The framework was empirically validated against a variety of benchmarks representing real-world scenarios. EvoGraph demonstrated substantial improvements over existing methods, achieving a 93% functional equivalence in COBOL to Java translations and an 83% correction rate for security vulnerabilities on test systems. Moreover, it significantly reduced latency and feature lead times, outperforming traditional baselines such as hybrid automated program repair tools (Table 1).

Performance Metrics

Task	Metric	Copilot	APR	DGM	EvoGraph
OSS Bank CVEs fixed	/18 (up)	6	4	9	15
Tele Shop p95 latency	ms (down)	420	395	330	250
Lead time	h (down)	168	120	24	3
COBOL to Java equiv.	% (up)	--	--	71	93
Doc freshness BLEU	(up)	0.33	0.31	0.47	0.82

Table 1: Main experimental results comparing EvoGraph against baselines.

The performance metrics established EvoGraph's superior capability to manage multi-objective optimization tasks that are crucial for effective software modernization.

Implications of SLMs

A standout feature of EvoGraph is its use of SLMs, which provide a substantial reduction in computational costs without compromising performance. SLMs are specifically tuned for different legacy languages, capturing nuanced patterns and reducing the need for extensive computational resources. Compared to large models like GPT-4, SLMs offer an economical alternative for agentic AI applications, which is a crucial consideration for enterprises operating with budget constraints but requiring high-efficiency processing.
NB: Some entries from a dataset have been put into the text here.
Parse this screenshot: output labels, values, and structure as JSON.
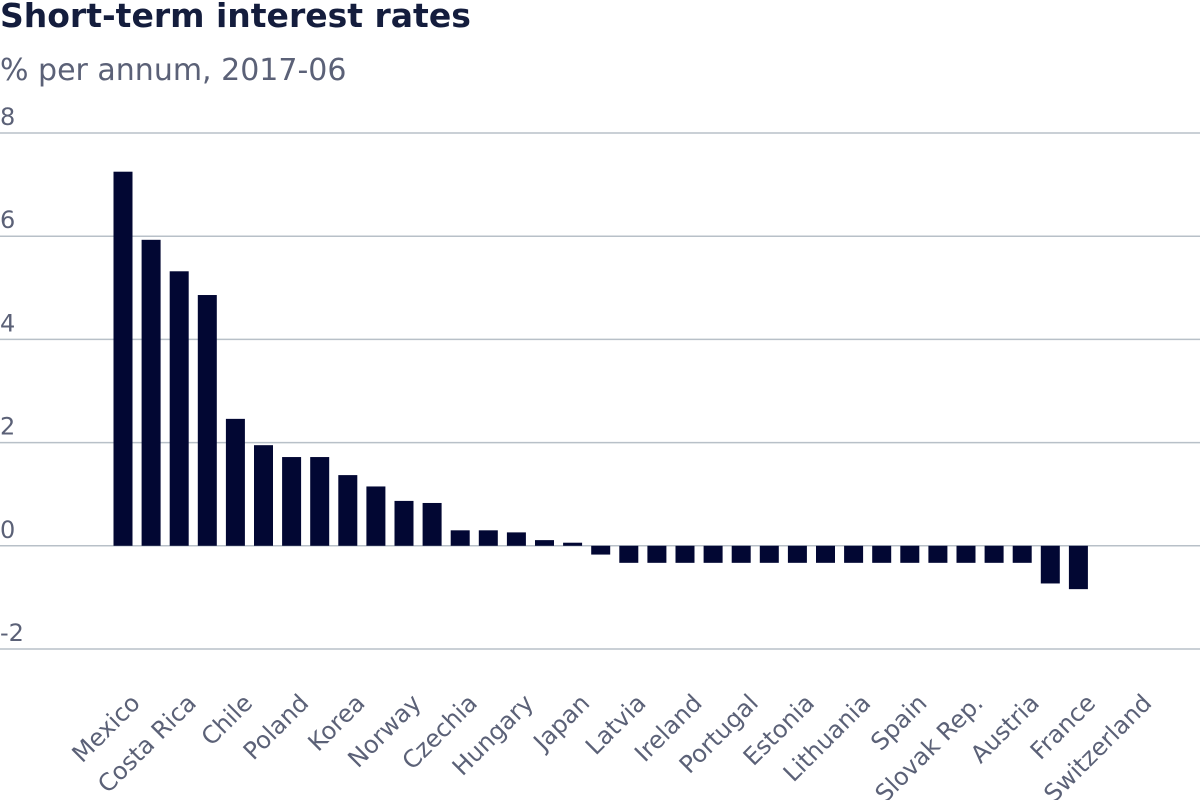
{
  "colors": {
    "bar": "#020733",
    "title": "#141d3d",
    "text_muted": "#5b6177",
    "grid": "#b8c0c8"
  },
  "chart_data": {
    "type": "bar",
    "title": "Short-term interest rates",
    "subtitle": "% per annum, 2017-06",
    "xlabel": "",
    "ylabel": "",
    "ylim": [
      -2,
      8
    ],
    "yticks": [
      8,
      6,
      4,
      2,
      0,
      -2
    ],
    "ytick_labels": [
      "8",
      "6",
      "4",
      "2",
      "0",
      "-2"
    ],
    "grid": true,
    "legend": "none",
    "labeled_categories": [
      "Mexico",
      "Costa Rica",
      "Chile",
      "Poland",
      "Korea",
      "Norway",
      "Czechia",
      "Hungary",
      "Japan",
      "Latvia",
      "Ireland",
      "Portugal",
      "Estonia",
      "Lithuania",
      "Spain",
      "Slovak Rep.",
      "Austria",
      "France",
      "Switzerland"
    ],
    "series": [
      {
        "values": [
          7.25,
          5.93,
          5.32,
          4.86,
          2.46,
          1.95,
          1.72,
          1.72,
          1.37,
          1.15,
          0.87,
          0.83,
          0.3,
          0.3,
          0.26,
          0.11,
          0.06,
          -0.17,
          -0.33,
          -0.33,
          -0.33,
          -0.33,
          -0.33,
          -0.33,
          -0.33,
          -0.33,
          -0.33,
          -0.33,
          -0.33,
          -0.33,
          -0.33,
          -0.33,
          -0.33,
          -0.73,
          -0.84
        ]
      }
    ]
  }
}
EvoGraph harnesses SLMs not only to streamline operations but also to facilitate rapid iteration and deployment flexibility, supporting on-premises modernization and edge computing solutions.

Multi-Language Modernization

EvoGraph's ability to support multi-language modernization is demonstrated through its capability to achieve high semantic equivalency across diverse language pairs. This flexibility highlights its potential for wider adoption in heterogeneous codebase environments.

Language Pair	LOC	Sem. Equiv.	Perf. Gain	Mod. Time
COBOL → Java	12,000	93%	2.1×	3h
.NET → Java	25,000	87%	1.5×	5h
Lisp → Python	8,000	91%	1.3×	2h

Table 2: Multi-language modernization results showing semantic equivalence, performance gains, and modernization times across different language pairs.

The seamless modular architecture of EvoGraph allows it to integrate new languages with ease. Such adaptability positions EvoGraph as a valuable asset for tackling a broad range of modernization projects across industries.

Conclusion

EvoGraph presents a sophisticated approach for software modernization through directed graph-based evolution and the utilization of SLMs. Its results indicate not only practical improvements in key performance metrics but also alignment with industry needs for cost efficiency and flexibility in legacy modernization initiatives. EvoGraph's demonstrated ability to improve semantic equivalence while significantly cutting costs supports the use of SLMs in agentic systems, providing a compelling argument for their further adoption and development in this field.